While there are a number of different types of mass specs (accelerator mass spec (AMS), inductively-coupled plasma mass spec (ICP-MS), isotope ratio mass spec (IRMS) to name a few), but all mass specs include an ion source, a mass analyzer (which applies the magnetic or electric field), and an ion detector.
If you don’t remember your high school chemistry (or if that recollection is too painful to recall anything like it is for me), an ion is a charged (positive or negative) molecule. A mass spec creates these charged particles by firing electrons at the sample until it all breaks apart. The ions are then shot into an electric or magnetic field. This field causes the ions of different charge to move to the detector at different rates from the chamber where the field is applied. Just as a lighter box is easier to shove than a heavier one, lighter ions are deflected more than heavier ones and reach the detector first.
Returning to our examples, food scientists use mass spectrometry to determine nutritional information on the packaging of your favorite salty of surgery snack. A bag of potato chips, for example, a mass spec can tell me exactly how much sodium I will ingest per handful. And for the Martian atmosphere, the mass spec on the rover, Curiosity, has told us that the atmosphere is primarily CO2 and that we would not be able to survive without a supplemental supply of oxygen.

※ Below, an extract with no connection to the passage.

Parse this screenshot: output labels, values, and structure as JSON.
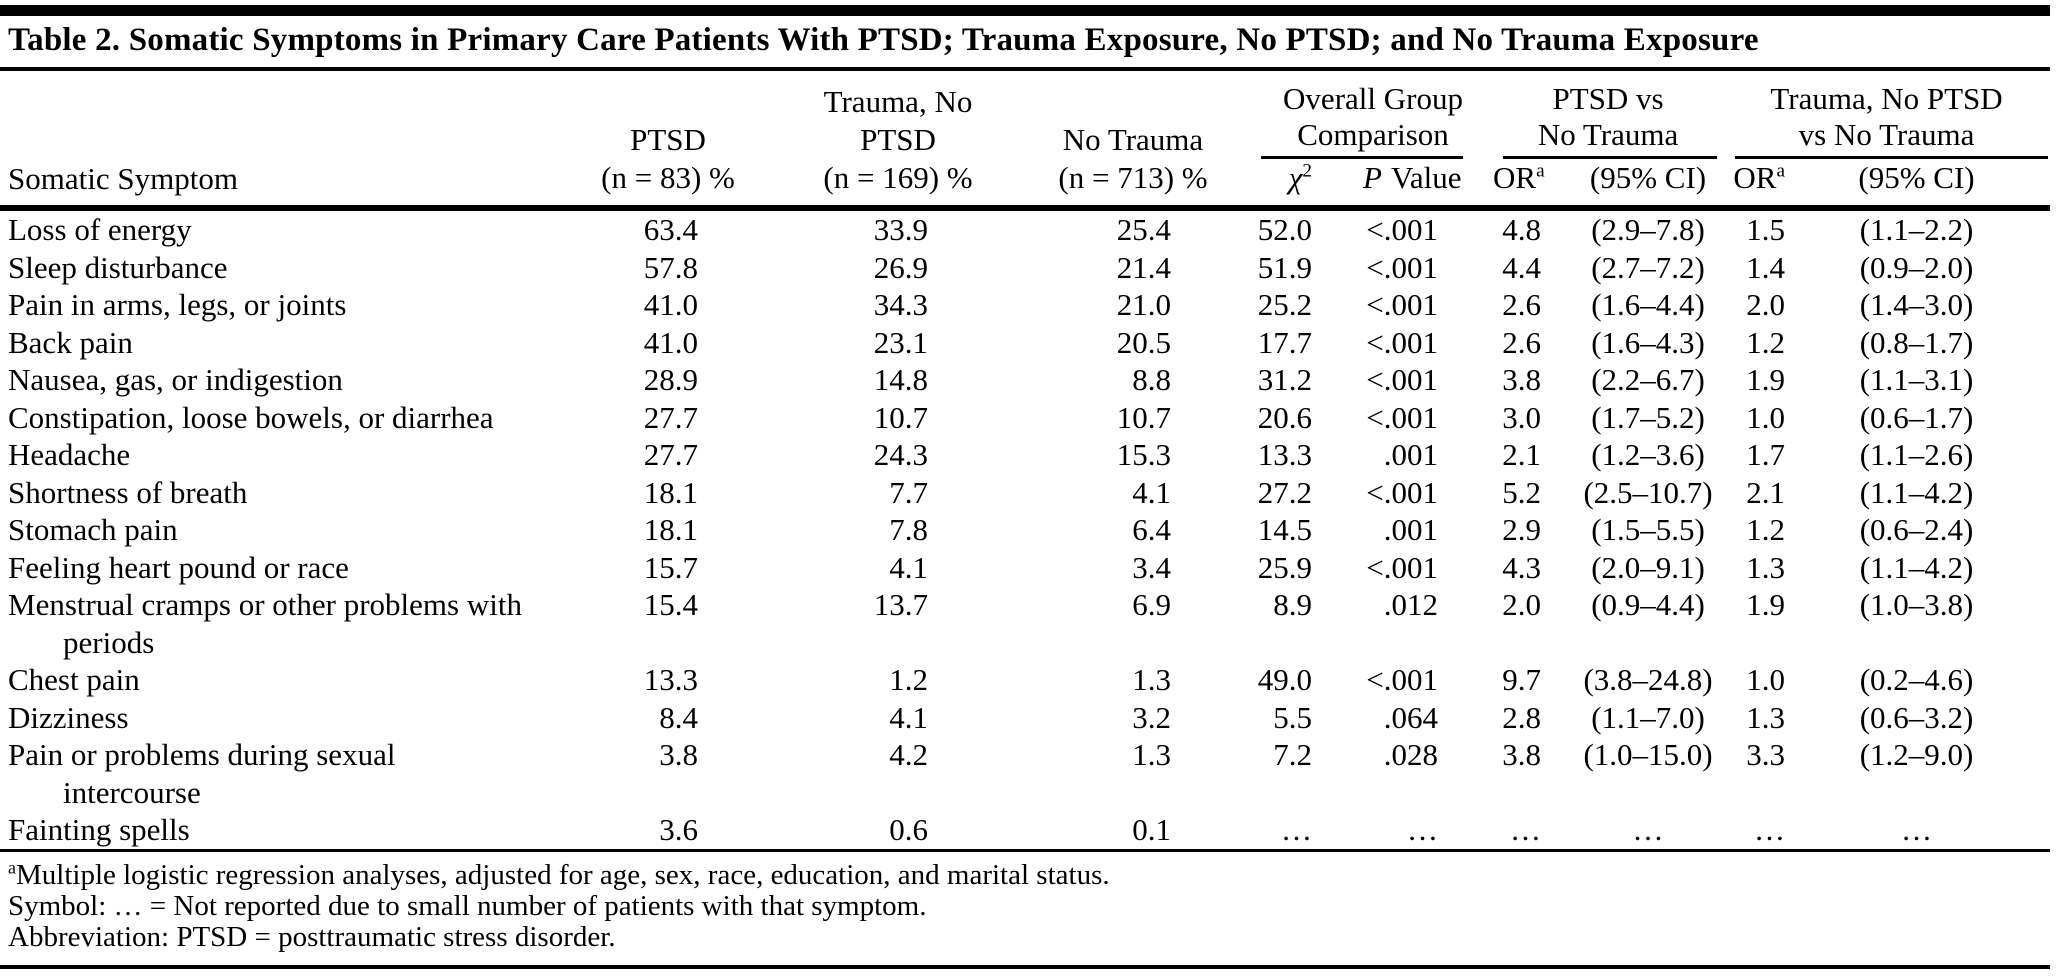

The photo above is a typical mass spec output. The ruler-like portion you see at the bottom simply gives the time (in seconds) at which the ion was detected. In the upper left hand corner you see a table listing mass and values. Colored lines on the plot correspond to a specific masses listed in this table. Looking closely at the colored lines, you see peaks along the relatively level lines. A peak indicates and ion and the height of the peak corresponds to its relative abundance. By comparing samples of known chemical composition along with these experimental samples, the relative abundance of specific elements can be determined.

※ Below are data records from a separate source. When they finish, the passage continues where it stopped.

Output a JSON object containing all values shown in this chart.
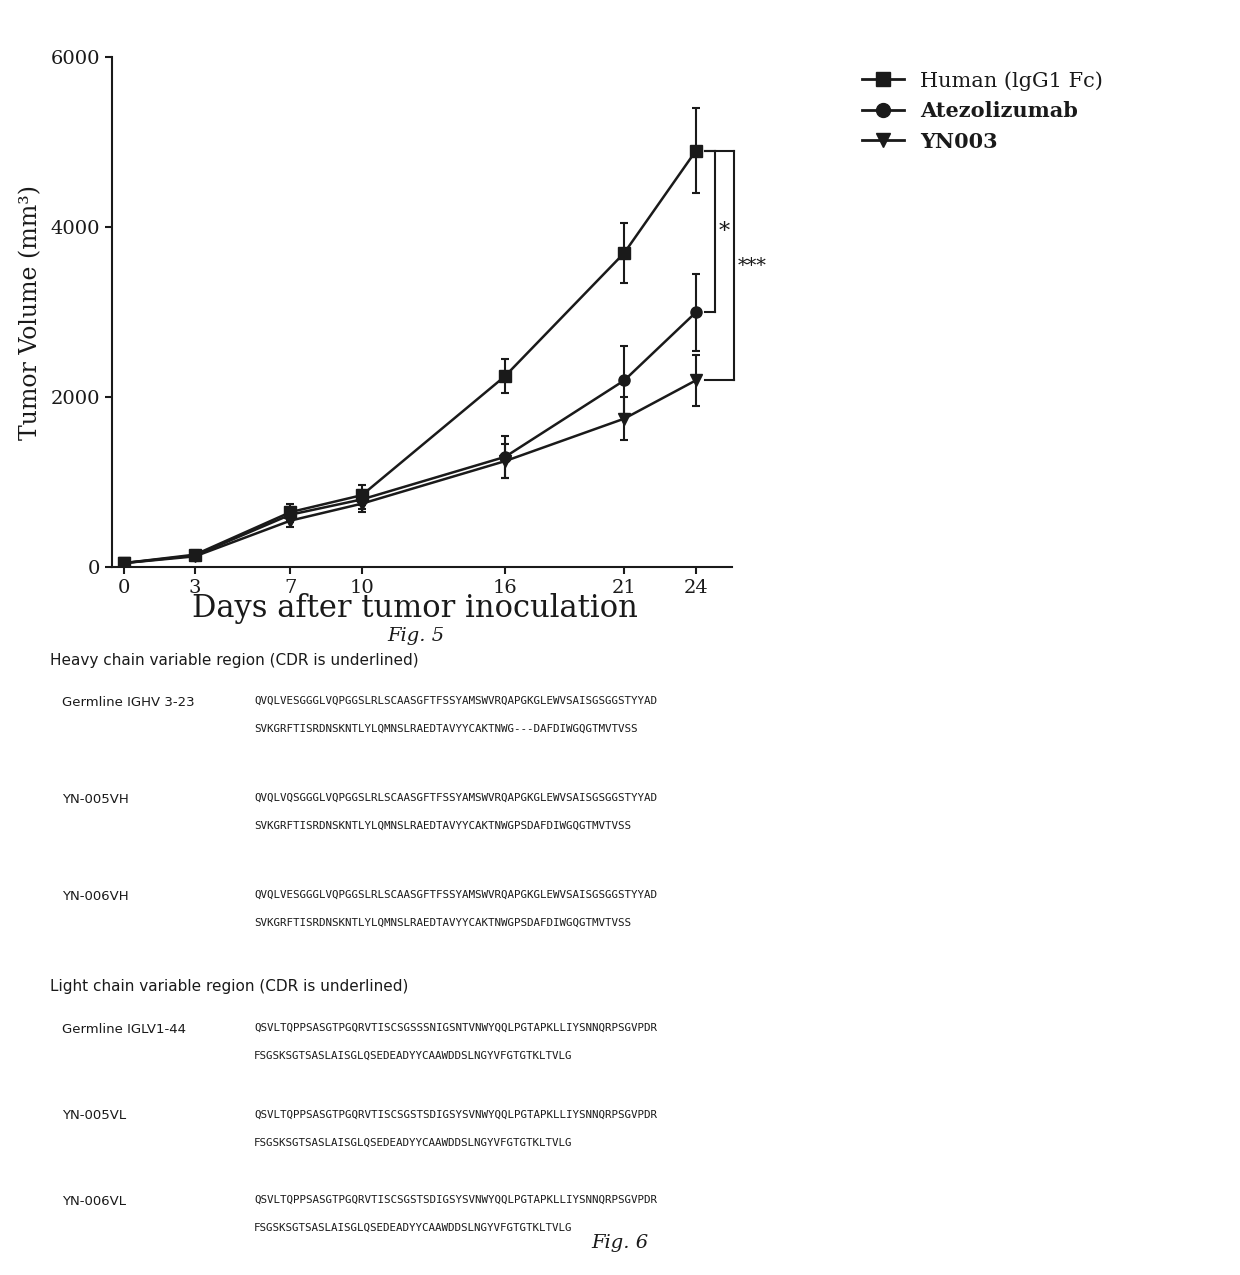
{
  "days": [
    0,
    3,
    7,
    10,
    16,
    21,
    24
  ],
  "human_mean": [
    50,
    150,
    650,
    850,
    2250,
    3700,
    4900
  ],
  "human_err": [
    20,
    60,
    100,
    120,
    200,
    350,
    500
  ],
  "atezolizumab_mean": [
    50,
    140,
    620,
    800,
    1300,
    2200,
    3000
  ],
  "atezolizumab_err": [
    20,
    55,
    90,
    110,
    250,
    400,
    450
  ],
  "yn003_mean": [
    50,
    130,
    550,
    750,
    1250,
    1750,
    2200
  ],
  "yn003_err": [
    20,
    50,
    80,
    100,
    200,
    250,
    300
  ],
  "ylabel": "Tumor Volume (mm³)",
  "xlabel": "Days after tumor inoculation",
  "ylim": [
    0,
    6000
  ],
  "yticks": [
    0,
    2000,
    4000,
    6000
  ],
  "xticks": [
    0,
    3,
    7,
    10,
    16,
    21,
    24
  ],
  "legend_labels": [
    "Human (lgG1 Fc)",
    "Atezolizumab",
    "YN003"
  ],
  "fig5_label": "Fig. 5",
  "annotation_star1": "*",
  "annotation_star2": "***",
  "color": "#1a1a1a",
  "background": "#ffffff",
  "heavy_chain_header": "Heavy chain variable region (CDR is underlined)",
  "light_chain_header": "Light chain variable region (CDR is underlined)",
  "fig6_label": "Fig. 6",
  "heavy_entries": [
    {
      "label": "Germline IGHV 3-23",
      "line1": "QVQLVESGGGLVQPGGSLRLSCAASGFTFSSYAMSWVRQAPGKGLEWVSAISGSGGSTYYAD",
      "line2": "SVKGRFTISRDNSKNTLYLQMNSLRAEDTAVYYCAKTNWG---DAFDIWGQGTMVTVSS"
    },
    {
      "label": "YN-005VH",
      "line1": "QVQLVQSGGGLVQPGGSLRLSCAASGFTFSSYAMSWVRQAPGKGLEWVSAISGSGGSTYYAD",
      "line2": "SVKGRFTISRDNSKNTLYLQMNSLRAEDTAVYYCAKTNWGPSDAFDIWGQGTMVTVSS"
    },
    {
      "label": "YN-006VH",
      "line1": "QVQLVESGGGLVQPGGSLRLSCAASGFTFSSYAMSWVRQAPGKGLEWVSAISGSGGSTYYAD",
      "line2": "SVKGRFTISRDNSKNTLYLQMNSLRAEDTAVYYCAKTNWGPSDAFDIWGQGTMVTVSS"
    }
  ],
  "light_entries": [
    {
      "label": "Germline IGLV1-44",
      "line1": "QSVLTQPPSASGTPGQRVTISCSGSSSNIGSNTVNWYQQLPGTAPKLLIYSNNQRPSGVPDR",
      "line2": "FSGSKSGTSASLAISGLQSEDEADYYCAAWDDSLNGYVFGTGTKLTVLG"
    },
    {
      "label": "YN-005VL",
      "line1": "QSVLTQPPSASGTPGQRVTISCSGSTSDIGSYSVNWYQQLPGTAPKLLIYSNNQRPSGVPDR",
      "line2": "FSGSKSGTSASLAISGLQSEDEADYYCAAWDDSLNGYVFGTGTKLTVLG"
    },
    {
      "label": "YN-006VL",
      "line1": "QSVLTQPPSASGTPGQRVTISCSGSTSDIGSYSVNWYQQLPGTAPKLLIYSNNQRPSGVPDR",
      "line2": "FSGSKSGTSASLAISGLQSEDEADYYCAAWDDSLNGYVFGTGTKLTVLG"
    }
  ]
}
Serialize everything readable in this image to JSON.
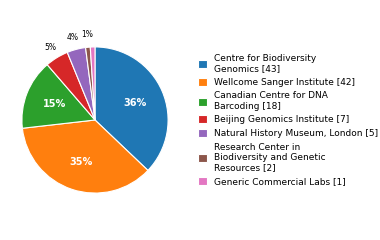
{
  "chart_data": {
    "type": "pie",
    "labels": [
      "Centre for Biodiversity\nGenomics [43]",
      "Wellcome Sanger Institute [42]",
      "Canadian Centre for DNA\nBarcoding [18]",
      "Beijing Genomics Institute [7]",
      "Natural History Museum, London [5]",
      "Research Center in\nBiodiversity and Genetic\nResources [2]",
      "Generic Commercial Labs [1]"
    ],
    "values": [
      36,
      35,
      15,
      5,
      4,
      1,
      1
    ],
    "value_labels": [
      "36%",
      "35%",
      "15%",
      "5%",
      "4%",
      "1%",
      null
    ],
    "data_labels": true
  }
}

ACER scientist, Dr. Behzad Mortazavi uses mass spectrometers in his work on nitrogen cycling in coastal ecosystems and is examining the degree to which oil impacted the ‘normal’ patterns of nitrogen cycling. One of the key processes in the nitrogen cycle is denitrification. Denitrification, the conversion of NO3 (and some related compounds) to nitrogen gas (N2) is carried out by specific groups of bacteria. In these times of increasing human impacts on coastal ecosystems, denitrification plays a critical role in ameliorating increased nutrient impacts on the coastal zone. Dr. Mortazavi’s results will indicate whether denitrification rates can be significantly changed by crude oil inputs and give us insight on some of the less visible impacts of the Deepwater Horizon oil spill. Mass specs are also being used in other ACER research. Master’s student, Emily Suebert, is using a mass spec to trace food web links to the top predators (e.g. sharks) along the northern Gulf of Mexico.